ADA merupakan agensi pemasaran digital bagian dari Axiata Group. ADA fokus melayani solusi analisis, data, dan periklanan yang dibutuhkan pemilik merek ketika melakukan pemasaran digital. ADA beroperasi di sembilan negara Asia. Selain Axiata, investor lainnya adalah Sumitomo Corporation dan Mitsui Group.
Bank Dunia dalam ”Laporan Perekonomian Kawasan Asia Timur dan Pasifik: Risiko Pelapukan Meningkat”, yang dirilis pada Kamis (10/10/2019), memperkirakan, pertumbuhan ekonomi kawasan ini 5,8 persen pada 2019 melambat dibandingkan 2018 yang sebesar 6,3 persen. Pelambatan pertumbuhan akan berlanjut pada tahun 2020 dan 2021, masing-masing 5,7 persen dan 5,6 persen.
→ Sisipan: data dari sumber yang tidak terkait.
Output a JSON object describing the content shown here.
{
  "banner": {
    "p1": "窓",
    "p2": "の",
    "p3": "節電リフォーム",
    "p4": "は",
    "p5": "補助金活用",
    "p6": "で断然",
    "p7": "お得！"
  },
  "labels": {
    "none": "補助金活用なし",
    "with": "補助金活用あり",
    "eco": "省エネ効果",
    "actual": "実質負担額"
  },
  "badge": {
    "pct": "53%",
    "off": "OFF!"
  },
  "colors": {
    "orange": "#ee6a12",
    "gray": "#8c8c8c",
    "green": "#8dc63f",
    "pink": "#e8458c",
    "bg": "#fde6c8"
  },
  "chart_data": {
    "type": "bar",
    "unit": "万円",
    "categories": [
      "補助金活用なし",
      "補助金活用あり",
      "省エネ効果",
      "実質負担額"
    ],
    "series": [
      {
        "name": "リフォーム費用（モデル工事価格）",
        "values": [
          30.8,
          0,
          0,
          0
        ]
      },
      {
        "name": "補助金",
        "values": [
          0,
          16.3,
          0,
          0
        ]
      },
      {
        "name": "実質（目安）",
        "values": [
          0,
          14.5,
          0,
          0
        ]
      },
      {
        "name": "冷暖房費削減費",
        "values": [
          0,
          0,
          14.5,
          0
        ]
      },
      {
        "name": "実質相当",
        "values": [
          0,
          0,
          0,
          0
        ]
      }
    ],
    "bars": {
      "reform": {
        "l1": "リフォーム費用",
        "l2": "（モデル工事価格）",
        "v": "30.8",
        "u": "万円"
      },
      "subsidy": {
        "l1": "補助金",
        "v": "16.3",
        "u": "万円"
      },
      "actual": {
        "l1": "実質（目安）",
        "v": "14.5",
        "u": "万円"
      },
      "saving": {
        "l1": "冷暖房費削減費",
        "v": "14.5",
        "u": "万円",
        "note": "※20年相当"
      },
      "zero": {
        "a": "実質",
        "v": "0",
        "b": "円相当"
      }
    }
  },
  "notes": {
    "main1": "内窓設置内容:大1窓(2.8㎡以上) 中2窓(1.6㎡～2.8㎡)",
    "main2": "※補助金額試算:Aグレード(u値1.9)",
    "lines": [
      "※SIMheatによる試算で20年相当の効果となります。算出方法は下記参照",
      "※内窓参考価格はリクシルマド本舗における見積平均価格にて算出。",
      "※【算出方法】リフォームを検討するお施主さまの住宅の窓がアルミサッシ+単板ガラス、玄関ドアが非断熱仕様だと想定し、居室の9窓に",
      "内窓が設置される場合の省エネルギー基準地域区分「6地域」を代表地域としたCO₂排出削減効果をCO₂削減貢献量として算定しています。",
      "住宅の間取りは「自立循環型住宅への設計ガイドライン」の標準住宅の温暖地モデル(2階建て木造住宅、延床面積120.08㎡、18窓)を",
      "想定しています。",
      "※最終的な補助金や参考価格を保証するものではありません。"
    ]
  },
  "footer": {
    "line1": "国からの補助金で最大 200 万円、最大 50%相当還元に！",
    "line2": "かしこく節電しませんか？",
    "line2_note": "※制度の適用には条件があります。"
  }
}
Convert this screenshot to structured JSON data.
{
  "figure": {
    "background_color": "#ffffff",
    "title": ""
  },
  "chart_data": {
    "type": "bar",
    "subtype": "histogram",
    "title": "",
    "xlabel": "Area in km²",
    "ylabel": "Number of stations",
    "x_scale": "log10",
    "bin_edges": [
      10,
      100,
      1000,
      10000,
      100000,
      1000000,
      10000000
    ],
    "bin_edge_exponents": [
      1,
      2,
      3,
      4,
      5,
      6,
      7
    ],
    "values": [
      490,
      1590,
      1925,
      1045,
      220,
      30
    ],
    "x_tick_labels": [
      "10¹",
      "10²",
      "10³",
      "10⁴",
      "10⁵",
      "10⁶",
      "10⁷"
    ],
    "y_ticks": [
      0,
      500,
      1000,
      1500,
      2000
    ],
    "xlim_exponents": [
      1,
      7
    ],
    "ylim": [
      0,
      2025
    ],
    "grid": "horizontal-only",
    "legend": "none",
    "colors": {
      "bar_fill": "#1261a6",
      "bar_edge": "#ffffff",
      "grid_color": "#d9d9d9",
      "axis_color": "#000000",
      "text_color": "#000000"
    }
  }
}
Kontraksi ekonomi di kawasan juga berdampak terhadap ekonomi domestik. Bank Dunia untuk kedua kalinya merevisi proyeksi pertumbuhan ekonomi Indonesia tahun 2019 menjadi 5 persen dari sebelumnya 5,2 persen. Perekonomian Indonesia diperkirakan kembali tumbuh 5,1 persen pada 2020 dan 5,2 persen pada 2021 (Kompas, 11/10/2019).
Secara terpisah, Pendiri dan Chairman MarkPlus Inc Hermawan Kartajaya, di acara MarkPlus Conference 2020, mengatakan, generasi muda lebih memilih membelanjakan pendapatan untuk menyantap kuliner dan bepergian. Kebiasaan ini setidaknya tergambar dalam masih tingginya tingkat okupansi kamar hotel yang rata-rata mencapai 60 persen.
Generasi muda lebih memilih membelanjakan pendapatan untuk menyantap kuliner dan bepergian.
Di luar itu, dia memandang, industri tetap harus tumbuh. Dengan kondisi ketidakpastian perekonomian seperti sekarang, Hermawan berpendapat, pemerintah jangan mempertakut pengusaha.
Ketua Umum Asosiasi Pengelola Pusat Belanja Indonesia Stefanus Ridwan mengemukakan, pada 2019 ada beberapa pusat perbelanjaan atau mal yang mengalami penurunan okupansi hingga sekitar 50 persen. Namun, ada pula yang justru mengecap kenaikan okupansi sekitar 20 persen. Dengan kata lain, situasinya sekarang tergantung sejauh mana pengelola mau berinovasi atau tidak untuk menggaet kunjungan.